The U.N.'s Venezuela Crush Gets Orwellian
If you thought the United Nations' scaremongering global warming shop was daft, a look at its Food and Agriculture Organization should assure you the rot goes all the way to the bottom.
President Nicolas Maduro announced Thursday that he would be traveling to Italy to receive an award for Venezuela's "food missions," according to El Universal.
If correct, it would not be the first time the U.N. has held Venezuela up to global praise for its handouts.
In June 2013, the FAO honored Venezuela for "making big strides in reducing hunger."
Welfare can temporarily reduce hunger so long as the cash lasts, but it's come at a massive cost — in the creation of mass impoverishment across the country.
Currency controls, expropriations and state corruption have left Venezuelans standing in multiple lines for much of the day just to get access to basic foodstuffs. The last official data, issued two years ago, show supplies of basic foodstuffs are 28% below 2004 levels.

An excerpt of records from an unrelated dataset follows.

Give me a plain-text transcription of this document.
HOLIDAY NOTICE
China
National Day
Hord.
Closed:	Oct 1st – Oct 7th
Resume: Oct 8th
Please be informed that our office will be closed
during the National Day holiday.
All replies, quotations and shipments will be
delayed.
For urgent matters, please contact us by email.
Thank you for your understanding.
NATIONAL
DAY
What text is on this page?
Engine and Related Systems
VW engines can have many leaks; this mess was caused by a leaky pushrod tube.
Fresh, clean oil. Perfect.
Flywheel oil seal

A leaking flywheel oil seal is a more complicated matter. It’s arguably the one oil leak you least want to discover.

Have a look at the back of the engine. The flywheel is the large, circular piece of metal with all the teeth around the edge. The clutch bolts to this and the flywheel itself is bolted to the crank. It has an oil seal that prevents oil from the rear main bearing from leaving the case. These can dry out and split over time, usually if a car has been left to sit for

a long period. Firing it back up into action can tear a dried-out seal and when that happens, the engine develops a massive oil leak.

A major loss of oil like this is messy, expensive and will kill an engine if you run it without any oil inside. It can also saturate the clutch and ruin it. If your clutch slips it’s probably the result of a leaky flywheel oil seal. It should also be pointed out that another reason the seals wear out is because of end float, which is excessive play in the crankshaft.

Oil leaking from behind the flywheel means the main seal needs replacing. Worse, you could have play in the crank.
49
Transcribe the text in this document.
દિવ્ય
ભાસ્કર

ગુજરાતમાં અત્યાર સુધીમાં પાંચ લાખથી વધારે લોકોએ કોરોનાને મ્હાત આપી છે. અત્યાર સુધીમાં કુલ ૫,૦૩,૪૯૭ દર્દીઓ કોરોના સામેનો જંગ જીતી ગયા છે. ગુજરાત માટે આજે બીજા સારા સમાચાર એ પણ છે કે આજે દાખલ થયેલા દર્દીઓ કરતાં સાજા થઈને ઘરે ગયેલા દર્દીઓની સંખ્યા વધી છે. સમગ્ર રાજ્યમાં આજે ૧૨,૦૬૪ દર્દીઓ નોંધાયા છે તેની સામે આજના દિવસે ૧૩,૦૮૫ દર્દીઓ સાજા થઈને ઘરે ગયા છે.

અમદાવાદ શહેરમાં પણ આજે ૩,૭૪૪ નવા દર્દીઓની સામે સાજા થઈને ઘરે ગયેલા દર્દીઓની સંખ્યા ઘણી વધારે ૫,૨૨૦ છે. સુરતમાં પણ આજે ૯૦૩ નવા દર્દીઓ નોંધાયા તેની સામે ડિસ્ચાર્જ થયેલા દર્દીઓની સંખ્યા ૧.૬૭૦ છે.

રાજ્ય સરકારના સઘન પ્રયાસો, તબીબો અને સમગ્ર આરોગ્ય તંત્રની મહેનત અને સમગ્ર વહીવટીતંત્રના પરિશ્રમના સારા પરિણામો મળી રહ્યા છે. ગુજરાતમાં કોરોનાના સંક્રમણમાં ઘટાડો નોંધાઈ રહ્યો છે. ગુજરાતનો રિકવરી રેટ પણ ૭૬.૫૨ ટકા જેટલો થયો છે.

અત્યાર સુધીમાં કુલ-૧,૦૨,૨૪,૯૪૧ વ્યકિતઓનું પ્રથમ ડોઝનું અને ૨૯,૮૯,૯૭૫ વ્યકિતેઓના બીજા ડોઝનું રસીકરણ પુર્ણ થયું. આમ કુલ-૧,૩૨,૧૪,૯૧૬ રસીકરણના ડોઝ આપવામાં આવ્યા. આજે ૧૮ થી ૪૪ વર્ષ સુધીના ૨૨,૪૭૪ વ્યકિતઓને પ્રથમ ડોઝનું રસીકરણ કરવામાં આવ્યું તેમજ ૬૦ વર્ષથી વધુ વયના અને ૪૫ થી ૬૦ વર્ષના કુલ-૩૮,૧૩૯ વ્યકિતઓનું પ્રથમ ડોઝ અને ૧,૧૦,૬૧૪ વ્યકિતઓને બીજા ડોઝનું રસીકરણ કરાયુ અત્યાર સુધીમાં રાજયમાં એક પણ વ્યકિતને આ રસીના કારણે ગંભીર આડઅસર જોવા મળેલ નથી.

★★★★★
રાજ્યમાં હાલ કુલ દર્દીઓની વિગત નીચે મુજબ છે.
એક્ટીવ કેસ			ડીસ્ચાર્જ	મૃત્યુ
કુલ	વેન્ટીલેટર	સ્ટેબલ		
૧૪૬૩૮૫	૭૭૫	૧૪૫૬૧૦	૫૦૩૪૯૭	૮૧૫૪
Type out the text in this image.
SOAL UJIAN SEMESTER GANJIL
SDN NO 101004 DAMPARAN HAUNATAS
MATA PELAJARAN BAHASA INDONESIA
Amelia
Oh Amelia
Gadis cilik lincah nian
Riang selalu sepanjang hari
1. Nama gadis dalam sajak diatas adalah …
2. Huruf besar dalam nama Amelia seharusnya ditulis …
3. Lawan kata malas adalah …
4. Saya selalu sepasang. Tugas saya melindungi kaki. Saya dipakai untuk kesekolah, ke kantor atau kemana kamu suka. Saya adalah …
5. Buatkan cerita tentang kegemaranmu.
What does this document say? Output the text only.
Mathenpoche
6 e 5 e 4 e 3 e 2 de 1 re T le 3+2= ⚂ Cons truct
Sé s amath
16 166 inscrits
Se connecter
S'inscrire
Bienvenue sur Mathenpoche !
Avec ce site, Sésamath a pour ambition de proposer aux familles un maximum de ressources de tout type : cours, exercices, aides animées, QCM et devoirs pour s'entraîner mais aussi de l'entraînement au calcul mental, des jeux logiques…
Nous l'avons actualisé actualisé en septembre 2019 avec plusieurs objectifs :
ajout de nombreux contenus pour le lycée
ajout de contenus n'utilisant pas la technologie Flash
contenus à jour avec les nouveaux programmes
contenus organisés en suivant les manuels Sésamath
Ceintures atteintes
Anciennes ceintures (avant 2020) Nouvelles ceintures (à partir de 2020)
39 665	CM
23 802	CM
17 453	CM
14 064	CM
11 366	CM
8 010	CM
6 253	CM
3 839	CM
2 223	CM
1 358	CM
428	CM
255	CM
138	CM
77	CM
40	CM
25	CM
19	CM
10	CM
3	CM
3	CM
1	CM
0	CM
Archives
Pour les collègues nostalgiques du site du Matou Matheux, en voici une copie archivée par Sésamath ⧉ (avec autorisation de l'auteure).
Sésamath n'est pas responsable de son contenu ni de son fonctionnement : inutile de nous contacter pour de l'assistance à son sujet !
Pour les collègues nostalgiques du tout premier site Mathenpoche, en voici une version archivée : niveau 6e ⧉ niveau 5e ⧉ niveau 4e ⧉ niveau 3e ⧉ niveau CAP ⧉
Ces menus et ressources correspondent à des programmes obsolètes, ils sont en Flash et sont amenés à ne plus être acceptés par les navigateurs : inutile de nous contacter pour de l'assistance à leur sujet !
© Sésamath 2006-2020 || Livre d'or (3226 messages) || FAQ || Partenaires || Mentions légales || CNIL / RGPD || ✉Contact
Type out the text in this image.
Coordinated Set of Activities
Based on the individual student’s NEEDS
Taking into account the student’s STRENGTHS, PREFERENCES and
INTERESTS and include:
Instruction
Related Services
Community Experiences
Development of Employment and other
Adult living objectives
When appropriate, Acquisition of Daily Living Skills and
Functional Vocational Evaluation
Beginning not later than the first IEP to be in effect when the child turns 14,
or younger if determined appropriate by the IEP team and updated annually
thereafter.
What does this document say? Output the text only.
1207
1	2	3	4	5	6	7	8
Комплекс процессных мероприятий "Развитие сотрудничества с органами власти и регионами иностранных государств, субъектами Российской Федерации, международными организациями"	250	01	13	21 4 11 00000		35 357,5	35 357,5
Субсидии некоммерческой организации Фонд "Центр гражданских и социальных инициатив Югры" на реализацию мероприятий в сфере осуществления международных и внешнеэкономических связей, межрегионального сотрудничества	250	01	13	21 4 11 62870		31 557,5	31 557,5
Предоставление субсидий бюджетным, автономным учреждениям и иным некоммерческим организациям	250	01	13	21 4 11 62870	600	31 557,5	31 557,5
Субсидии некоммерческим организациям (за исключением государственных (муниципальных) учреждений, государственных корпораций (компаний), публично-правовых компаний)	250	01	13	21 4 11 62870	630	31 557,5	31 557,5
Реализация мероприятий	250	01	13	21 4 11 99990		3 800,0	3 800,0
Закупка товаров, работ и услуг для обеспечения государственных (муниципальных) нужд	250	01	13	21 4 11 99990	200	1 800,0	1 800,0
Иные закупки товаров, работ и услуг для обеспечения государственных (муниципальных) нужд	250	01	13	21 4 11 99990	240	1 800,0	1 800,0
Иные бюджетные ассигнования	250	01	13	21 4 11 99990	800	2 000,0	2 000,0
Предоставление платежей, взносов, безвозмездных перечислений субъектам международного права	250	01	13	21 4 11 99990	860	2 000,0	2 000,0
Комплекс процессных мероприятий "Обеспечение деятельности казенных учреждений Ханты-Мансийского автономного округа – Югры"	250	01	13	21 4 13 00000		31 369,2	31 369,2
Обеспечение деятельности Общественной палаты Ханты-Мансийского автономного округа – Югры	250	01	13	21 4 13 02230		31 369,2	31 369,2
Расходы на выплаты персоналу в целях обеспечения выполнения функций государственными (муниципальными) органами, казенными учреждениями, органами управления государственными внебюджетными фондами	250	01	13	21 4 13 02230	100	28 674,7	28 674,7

Fights are now commonplace in food lines. Medical shortages are so severe that the country has resorted to fingerprinting to catch thieves, and Maduro blames "hoarders" and "CIA plots" for the failures. With scapegoats aplenty, don't expect him to fix the problems soon.
At last month's Summit of the Americas in Panama, there was open talk from Latin American leaders of sending food-aid caravans to ease the hunger.
"We'll expropriate whatever needs to be expropriated," Maduro told his country last year, threatening to seize farms and food production companies.
He's now in the midst of seizing Polar — Venezuela's largest and best-run food company — in a sign that this was no idle threat. Three years ago, 988 farms and businesses were seized (they've stopped reporting those data since), leaving a gutted food base and massive shortages that will only get worse.
Which brings us to the U.N.'s own data. According to the FAO website, Venezuela's per person food output fell 6.3% from 2007 to 2012. Those data alone are an indictment of Venezuela's failed socialist food policies.
It's a joke that the U.N. should honor Venezuela, the great creator of hunger in the Americas, with anything.